Читать «Ровесники: сборник содружества писателей революции «Перевал». Сборник № 4» онлайн - страница 32
Борис Андреевич Губер
— Ты-то что ж? — приставали к нему.
— Ну его, — бурчал он, хмурясь, — мне бархата вашего не нужно. С фронту, с Москвы и то…
И не выдержав, разрезал щеки огромной, косой улыбкой, — улыбался все шире, захлебывался:
— Барахло — это что! Ты смотри — дом-то… земля-то… Россия вся… Наше! Революция, мать иху, святого Георгия Победоносца…
— Го-го!.. Правильно!.. Лупи!.. Мать!.. — гремело и ухало в ответ:
— Поместье-то…
— Хер им!
— Пожили сволочи, хватит с их…
— Сколько лет, говорю, ждал — дал бог, дождался все-таки…
А дом оголялся все больше. Многие, еще надеясь найти что-нибудь путное, рылись в гардеробах, бродили по дальним комнатушкам и чуланчикам, ворошили всяческий хлам — ржавые железные кувшины от рукомойников, пустые бутылки, выносные судна с отломанными сиденьями, щетки для паркета, — прихватывали и их.
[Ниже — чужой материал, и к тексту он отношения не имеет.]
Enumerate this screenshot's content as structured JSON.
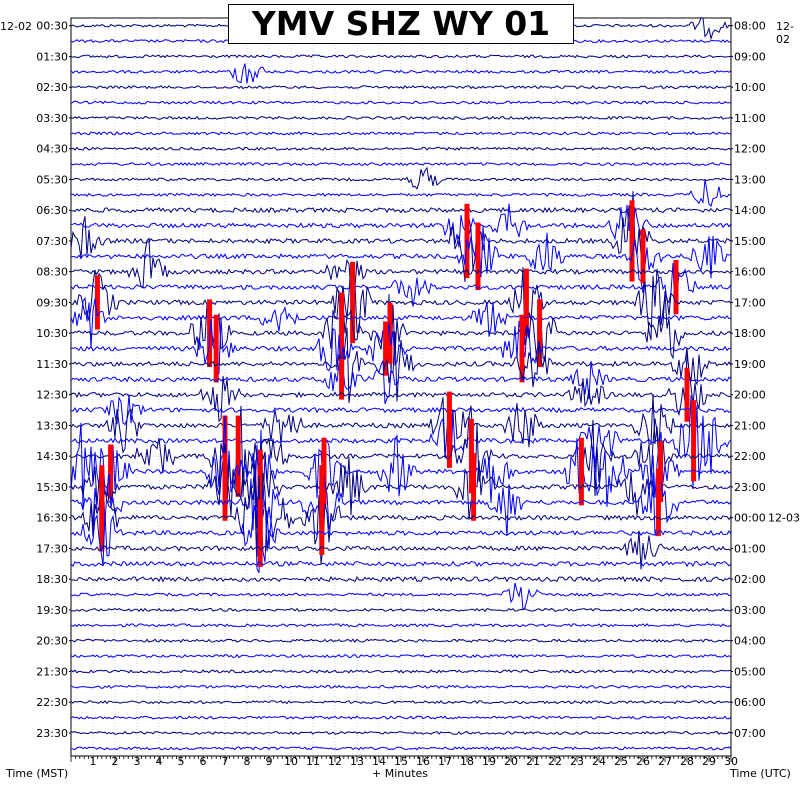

Кому-то посчастливилось: он нашел в неожиданном закоулке ящик ковров, набрал громадную охапку, прижимая ее к животу, старался пробраться к выходу, натыкался на людей…
— Куда тебе такую количество?
И счастливца пихнули плечом — и уже лежит он на полу, тщетно старается удержать пестрое, пушистое свое счастье… А ковры тащат в разные стороны, разворачивают — яркие, живые краски брызжут нетухнущими огнями… Ребятишки взялись за книги, на которые до сих пор никто не обращал внимания, — выбирали какие поприглядней, с золотом на переплетах, с картинками… На пыльном стекле шкапа нетронутыми остались росчерки — «конец, конец, конец»…
— Эй, эй, гляди! — крикнул вдруг кто-то.
— Чего те?
— Сенька Михайлов и этот… Силантий с того конца, — амбар ломают!
— Ну-у?
— Где?
— Что?
— Амбар!
— Бегем, братцы!..
Все сбитым вертлявым стадом пустились к лестницам… Теперь уже по двору, по всей усадьбе суетились поспешные, жадные, радостные — из дверей амбаров, сквозь толкучку и гам выскакивали мешки, с плужного сарая камнем отколачивали замок… Дом опустел. Ветер врывался в окна, заносил легонькие снежинки… Вместо недавнего, — на век, кажется, застывшего запаха затхлости, тленья и духов, напоминающих ладан и гвоздику, — пахло морозом, нафталином, овчинами. Только самое громоздкое осталось нетронутым. И еще книги — те, что не понравились ребятам. Неуклюжей грудой валялись они, а поверх, раззевая твердый как дерево переплет, щерилась своими шершавыми страницами книга, быть может единственная в России, и с заглавного листа лукаво поглядывал лукавый профиль, заточенный в круглый медальон, и не теперешний забавный шрифт выпукло выписывал:
Письма Персидские
творения господина Монтеские.
21. КОНЕЦ ТАУБИХИ
Аким засмеялся, покрутил головой и шлепнул себя ладонью по колену:
— Смехатура, ей-богу, да и только!
Никита ничего не ответил. Он лежал на лавке, присунув к стене свою пухлую папаху, положив на пухлый козий мех голову, и слушал посапывая, изредка закрывая глаза. В избе было темновато. Подле печки сидел еще третий — дьячок, которого, в селе за ехидность, прозвали Язвой. Он пришел говорить о похоронах.